The maximum subscription was substantially exceeded in the IPO, and the IPO has now closed substantially oversubscribed. Investors will be advised of the degree (if any) to which their applications for shares have been scaled back, in the coming days.
Durval Tavares, Aquabotix’s CEO, commented “Following the commencement of the ASX trading, Aquabotix will be the first and only dedicated underwater drone publicly-traded company globally. The level of interest in the industry and in our company that has been shown by institutional and retail investors in Australia and internationally during the IPO has validated the six years of work that have gone into placing Aquabotix into this leadership position. We look forward to building on our recent substantial growth in this nascent and rapidly-developing industry, utilizing the proceeds from this successful IPO.”
Unlike most of its purported competition, Aquabotix’s products are not just a concept. Aquabotix has shipped approximately 350 underwater drones since sales commenced in 2011. Its sales were approximately A$1,100,000 (US$800,000) in the calendar 2016, up approximately 80% relative to the calendar 2015. Industry analysts have estimated that the addressable market Aquabotix operates in will be approximately US$4 billion in 2020.

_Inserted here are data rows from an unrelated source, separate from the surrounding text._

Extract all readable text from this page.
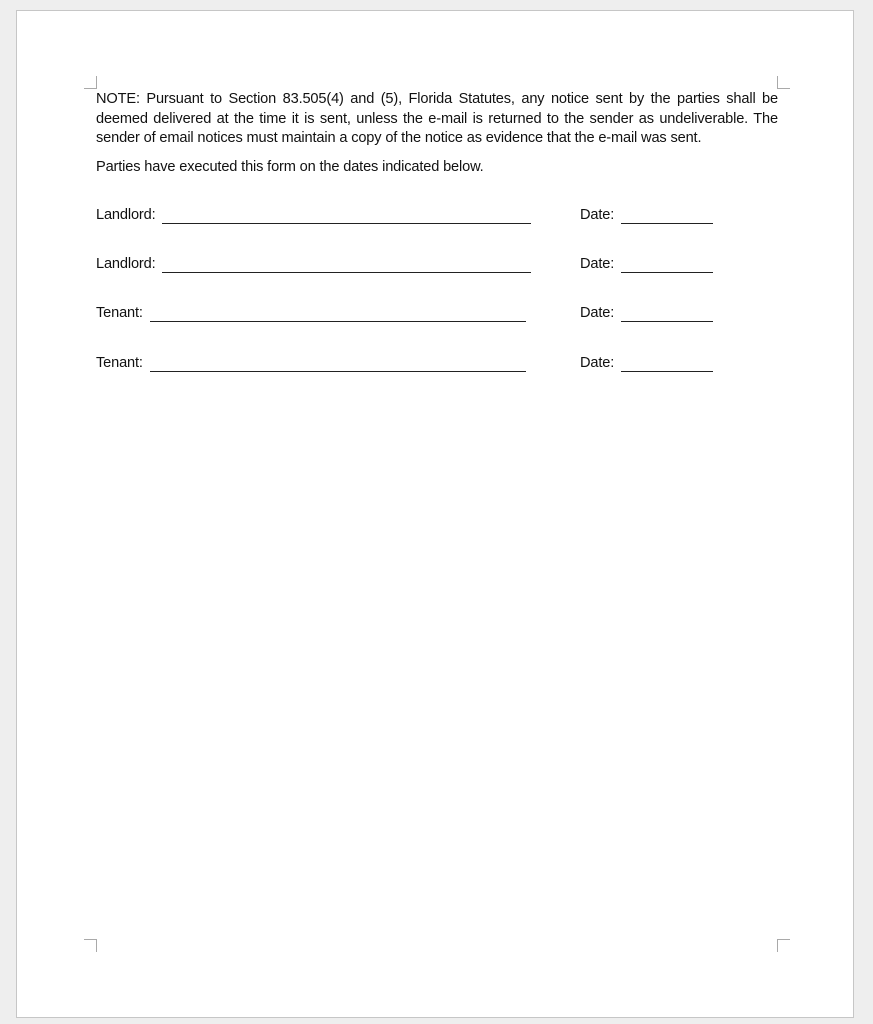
NOTE: Pursuant to Section 83.505(4) and (5), Florida Statutes, any notice sent by the parties shall be deemed delivered at the time it is sent, unless the e-mail is returned to the sender as undeliverable. The sender of email notices must maintain a copy of the notice as evidence that the e-mail was sent.

Parties have executed this form on the dates indicated below.

Landlord:	Date:
Landlord:	Date:
Tenant:	Date:
Tenant:	Date:
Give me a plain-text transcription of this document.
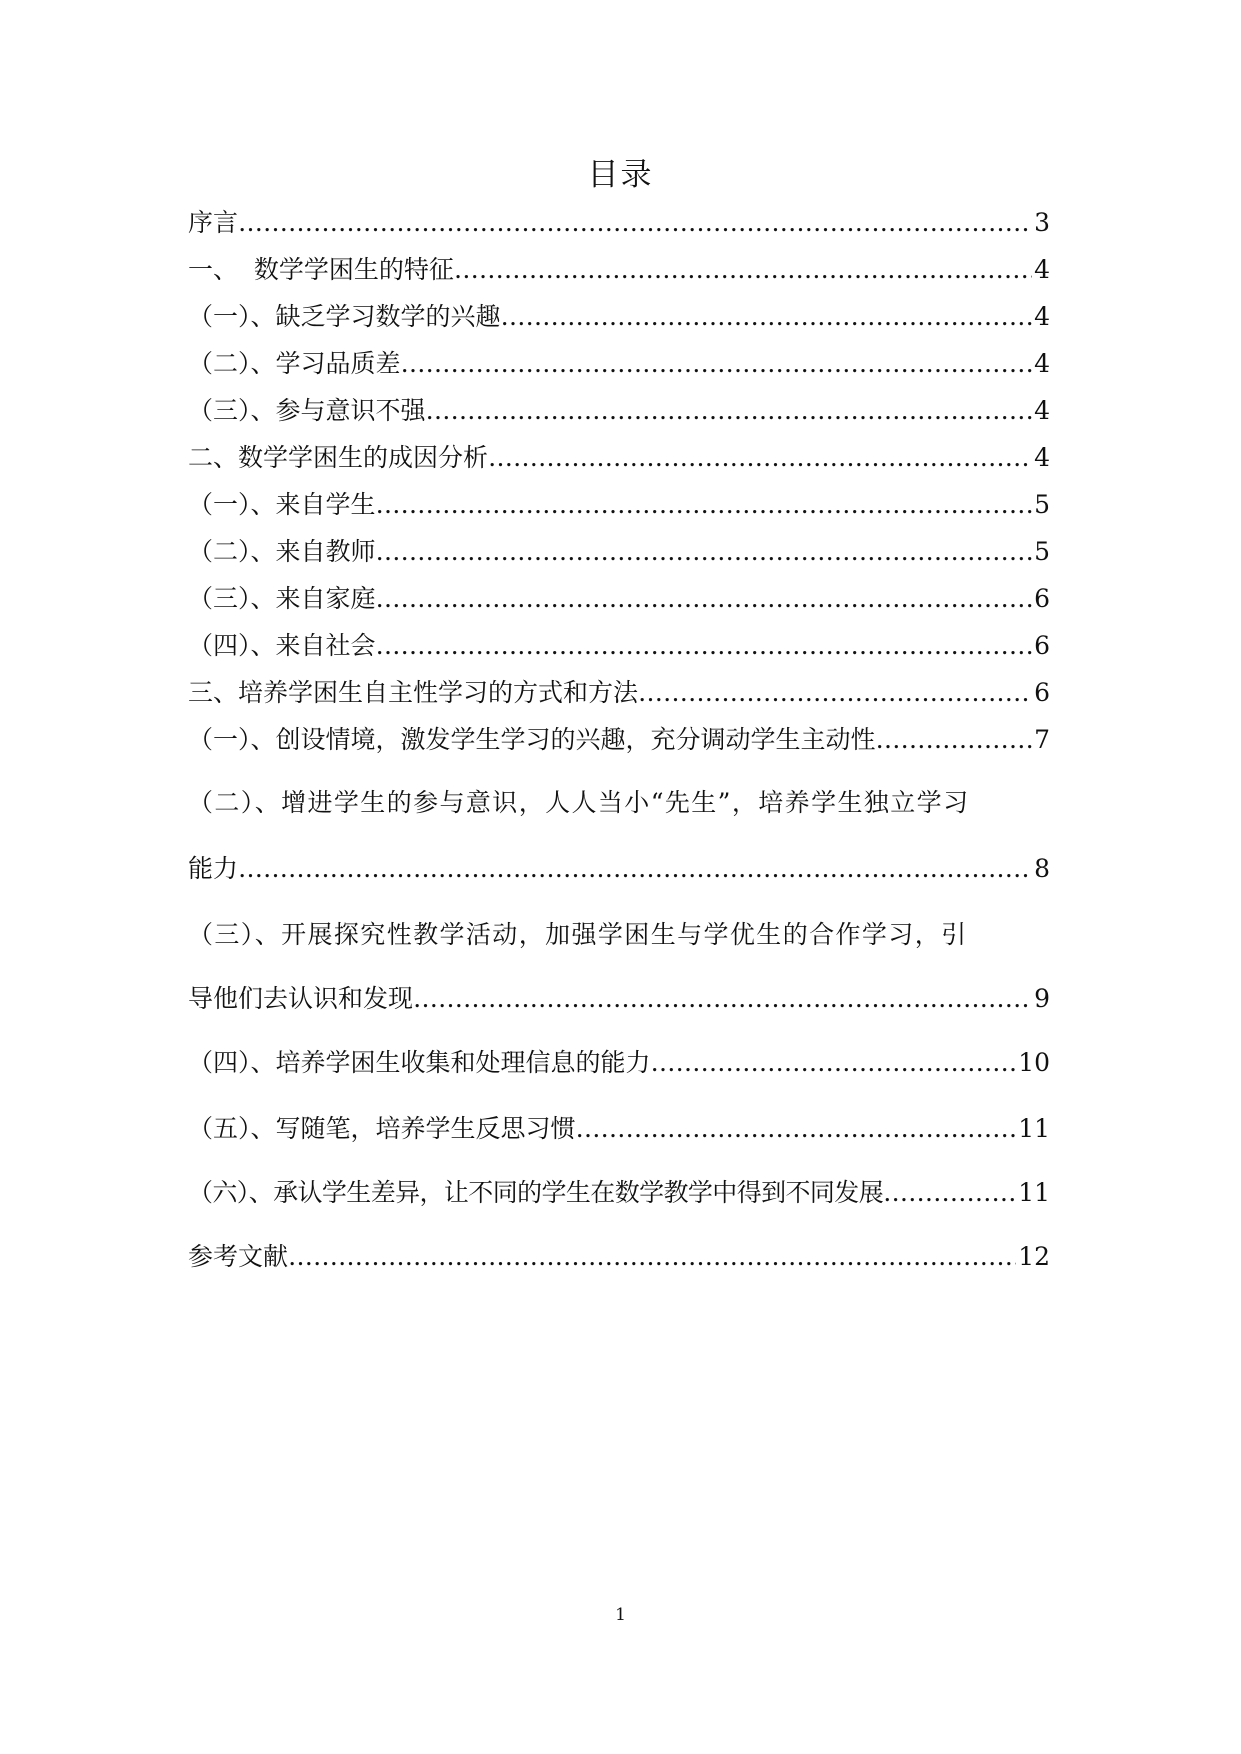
目录
序言 ……………………………………………………………………………………………………………………………………	3
一、  数学学困生的特征 ……………………………………………………………………………………………………………………………………	4
（一）、缺乏学习数学的兴趣 ……………………………………………………………………………………………………………………………………	4
（二）、学习品质差 ……………………………………………………………………………………………………………………………………	4
（三）、参与意识不强 ……………………………………………………………………………………………………………………………………	4
二、数学学困生的成因分析 ……………………………………………………………………………………………………………………………………	4
（一）、来自学生 ……………………………………………………………………………………………………………………………………	5
（二）、来自教师 ……………………………………………………………………………………………………………………………………	5
（三）、来自家庭 ……………………………………………………………………………………………………………………………………	6
（四）、来自社会 ……………………………………………………………………………………………………………………………………	6
三、培养学困生自主性学习的方式和方法 ……………………………………………………………………………………………………………………………………	6
（一）、创设情境，激发学生学习的兴趣，充分调动学生主动性 ……………………………………………………………………………………………………………………………………	7
（二）、增进学生的参与意识，人人当小“先生”，培养学生独立学习
能力 ……………………………………………………………………………………………………………………………………	8
（三）、开展探究性教学活动，加强学困生与学优生的合作学习，引
导他们去认识和发现 ……………………………………………………………………………………………………………………………………	9
（四）、培养学困生收集和处理信息的能力 ……………………………………………………………………………………………………………………………………	10
（五）、写随笔，培养学生反思习惯 ……………………………………………………………………………………………………………………………………	11
（六）、承认学生差异，让不同的学生在数学教学中得到不同发展 ……………………………………………………………………………………………………………………………………	11
参考文献 ……………………………………………………………………………………………………………………………………	12
1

UUVs are used in a number of industries – defence, law enforcement, public safety, marina and boat underwater inspection, marine inspection and construction, port security, pipeline inspection, aquaculture, potable water management, and research and marine biology. Customers who have purchased Aquabotix’s products include BP, ConEdison, Duke Energy, Broadspectrum, California Department of Transportation (CALTRANS), Pittsburgh Tank & Tower Group, U.S. Coast Guard and the U.S. Customs and Border Patrol.
In the defence industry in particular, Aquabotix plans to build on its past orders from the U.S. Navy. On 5 December 2016, the U.S. Department of Defense announced that it planned to invest as much as US$3 billion in an effort to build and field UUVs for surveillance operations. This is particularly relevant given that the U.S. Defense Science Board has recently publicly recommended that the Navy adopt commercial grade assets and deploy “larger numbers of low-cost assets” in the undersea domain, where, according to the Defense Science Board, “quantity has a quality of its own.” A recent Bloomberg Government article has specifically singled out Aquabotix’s and one other company’s products as the kind of commercial products that may be relevant to this doctrine of commercial product adoption in the unmanned Navy space.
This announcement is not an offer of securities and appears as a matter of record only. The securities referred to herein have not been and will not be registered under the United States Securities Act of 1933, as amended, and may not be offered or sold in the U.S., except pursuant to an applicable exemption from registration.